Die Politik-Zitate der Woche.

"Die Mutationen bremsen eine vollkommene Lockerung." - Bundeskanzler Sebastian Kurz (ÖVP) verkündet eine sehr vorsichtige Öffnung für Schulen und Handel vom Lockdown ...

"Bitte verstehen Sie diese punktuellen Lockerungen nicht als Entwarnung." - ... und mahnt auch gleich wieder zu Vorsicht.

"Das ist wie ein Ritt über die Rasierklinge." - Der steirische Landeshauptmann Hermann Schützenhöfer (ÖVP) ist sich der Gefahren ebenfalls bewusst.

"Wir brauchen Schritte der Öffnung und der Hoffnung, sonst steuern wir geradewegs auf einen bundesweiten Lagerkoller zu." - Sein oberösterreichischer Kollege Thomas Stelzer (ÖVP) hält die Öffnung aber für notwendig.

"Im Stadtbild merkt man das an mittlerweile wilden Frisuren." - Auch der Wiener Bürgermeister Michael Ludwig (SPÖ) hat einen Grund für die Öffnung.

"Viele Leute sind schon wuggi". - Und auch ÖGB-Präsident Wolfgang Katzian weiß, wo den Leuten der Schuh drückt.

"Ich bin der Meinung, man müsste Tirol für ein Monat isolieren - vom Rest von Österreich und dem Ausland." - Im Heiligen Land denkt man angesichts der südafrikanischen Mutation schon wieder in die andere Richtung - Die Virologin Dorothee von Laer von der Medi-Uni Innsbruck will das Land wieder unter Quarantäne stellen ....

"Es gibt einen starken Anstieg.

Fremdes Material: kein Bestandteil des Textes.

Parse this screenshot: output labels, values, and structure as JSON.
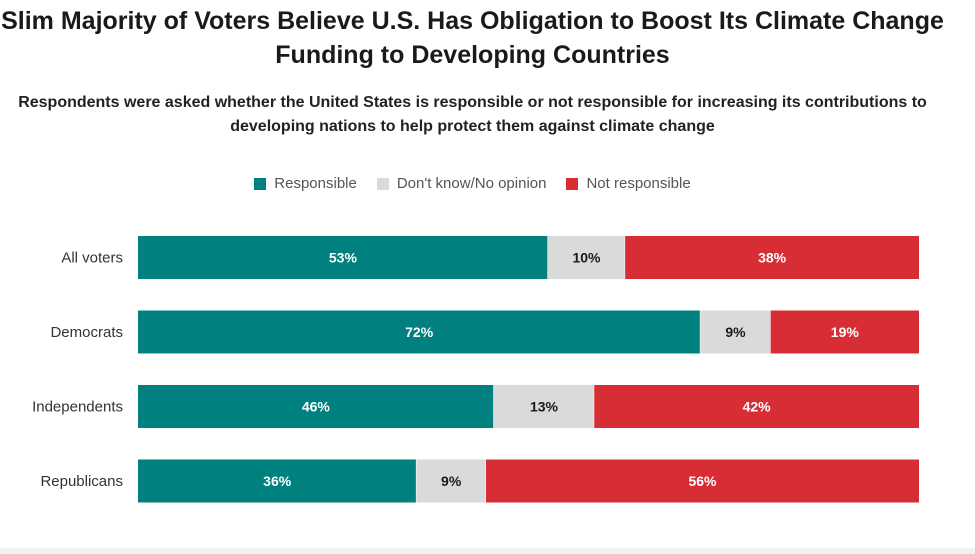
{
  "chart_data": {
    "type": "bar",
    "orientation": "horizontal",
    "stacked": true,
    "title": "Slim Majority of Voters Believe U.S. Has Obligation to Boost Its Climate Change Funding to Developing Countries",
    "subtitle": "Respondents were asked whether the United States is responsible or not responsible for increasing its contributions to developing nations to help protect them against climate change",
    "categories": [
      "All voters",
      "Democrats",
      "Independents",
      "Republicans"
    ],
    "series": [
      {
        "name": "Responsible",
        "values": [
          53,
          72,
          46,
          36
        ],
        "color": "#00807F",
        "label_color": "#ffffff"
      },
      {
        "name": "Don't know/No opinion",
        "values": [
          10,
          9,
          13,
          9
        ],
        "color": "#D9DADA",
        "label_color": "#1a1a1a"
      },
      {
        "name": "Not responsible",
        "values": [
          38,
          19,
          42,
          56
        ],
        "color": "#D72E36",
        "label_color": "#ffffff"
      }
    ],
    "value_suffix": "%",
    "legend_position": "top-center",
    "xlim": [
      0,
      100
    ]
  }
}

Aber das Land Tirol mauert und verschleiert wieder." - ... und attackiert die Landesregierung.

"Wir bitten alle Tirolerinnen und Tiroler, dieses Angebot zum eigenen Schutz und Schutz anderer anzunehmen und damit die Ausbreitung des Coronavirus in Tirol einzudämmen." Elmar Rizzoli, Leiter des Corona-Einsatzstabes, hält Testen statt Abriegeln für ausreichend.

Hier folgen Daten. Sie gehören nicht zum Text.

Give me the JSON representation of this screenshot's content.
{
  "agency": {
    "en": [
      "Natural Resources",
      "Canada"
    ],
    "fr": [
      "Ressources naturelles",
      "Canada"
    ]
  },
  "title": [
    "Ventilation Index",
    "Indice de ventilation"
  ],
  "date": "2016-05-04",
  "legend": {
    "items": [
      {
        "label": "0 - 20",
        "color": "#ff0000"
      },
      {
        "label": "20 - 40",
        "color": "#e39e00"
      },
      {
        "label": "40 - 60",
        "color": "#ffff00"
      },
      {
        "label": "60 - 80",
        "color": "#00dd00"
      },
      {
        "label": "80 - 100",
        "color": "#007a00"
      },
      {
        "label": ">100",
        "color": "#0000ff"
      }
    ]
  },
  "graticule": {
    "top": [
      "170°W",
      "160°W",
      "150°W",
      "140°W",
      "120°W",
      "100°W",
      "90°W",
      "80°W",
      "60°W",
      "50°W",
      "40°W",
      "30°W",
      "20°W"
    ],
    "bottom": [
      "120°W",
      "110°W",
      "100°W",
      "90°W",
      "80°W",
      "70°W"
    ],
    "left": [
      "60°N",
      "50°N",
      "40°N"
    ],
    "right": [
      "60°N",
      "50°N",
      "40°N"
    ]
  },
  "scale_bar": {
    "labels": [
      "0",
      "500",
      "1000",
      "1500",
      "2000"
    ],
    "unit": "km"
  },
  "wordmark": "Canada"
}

"Es ist geradezu erwartbar, dass es bei diesen Versammlungen zu Gesetzwidrigkeiten in großem Ausmaß kommen wird." - Die Polizei hat genug von den Corona-Demos und untersagt sie zum Großteil.

"Lasset uns beten: Kurz muss weg." - 10.000 Menschen gingen trotzdem zum "Gebet" und für einen "Spaziergang" auf die Straße.

"Dieser Einsatz war für die Polizisten alles andere als ein Spaziergang." - Innenminister Karl Nehammer (ÖVP) fand die Demo für die Polizisten gar nicht entspannend.

"Das ist ein Tabubruch, Sündenfall, demokratiepolitischer Skandal." - Sein Vorgänger und jetzige FPÖ-Klubobmann Herbert Kickl durfte keine Rede auf der Demo halten...

"Sie sind kein Minister, sie sind ein Ministrant." - ... und er sieht Nehammer besser in der Kirche als in der Regierung aufgehoben.

"Ein Elternteil hat bewusst das Asylrecht missbraucht." - Nehammer verteidigt die Abschiebung von Schülerinnen nach Georgien und Armenien.

"Die Mutter der Tina hat keine Gesetze gebrochen. Er ist der Rechtsbrecher." - Asylanwalt Wilfried Embacher ist außer sich.

"Ich bin sehr fürs Abschieben. Ich bin für das Abschieben der Gfraster, (...) aber nicht für das Abschieben von gut integrierten Schülern." - Bürgermeister Ludwig will die Schülerinnen auch behalten.

"Der Grüne Klub wird nicht für einen folgenlosen Entschließungsantrag stimmen, der ohnehin keine Mehrheit erreicht." Klubobfrau Sigrid Maurer sagt die Koalitionskrise ab und die Grünen stimmen entgegen ihrer Überzeugung gegen die Rückholung der Schülerinnen.

"Bei Entscheidungen müssen wir immer zuerst an die Rechte und an das Wohl von Kindern denken." - Vizekanzler Werner Kogler will den Konflikt mit der ÖVP mit einer "Kindeswohlkommission" entschärfen ...

"Es geht darum, Lösungen zu finden - denn die Menschen verstehen zu Recht nicht, warum Kinder, die in Österreich aufgewachsen sind, abgeschoben werden." - ... und deren Vorsitzende Irmgard Griss weiß schon, was sie zu tun hat.

"Beim Wiener ist es das höchste Lob, wenn er sagt: Eh nicht so schlecht. ,Ist okay' ist eigentlich schon eine Huldigung." - Wiener Lob von Alt-Bürgermeister Michael Häupl für Parteichefin Pamela Rendi Wagner.

"Es ist ein Programm, von dem ich nicht weiß, ob es eine SPÖ-Alleinregierung viel anders geschrieben hätte." - Auch mit türkis-rot in Wien ist Häupl "sehr zufrieden".

"Der Watschenmann bin momentan ich. Aber alles war ich nicht." - Ex-Bankchef Martin Pucher will nicht allein für alle Malversationen bei der Commerzialbank Mattersburg verantwortlich sein ....

"Ich wäre selber neugierig, wo gewisse Teile von der Summe, die ich vernommen habe, hingekommen sind." - ... und fragt, wo die Millionen hingekommen sind.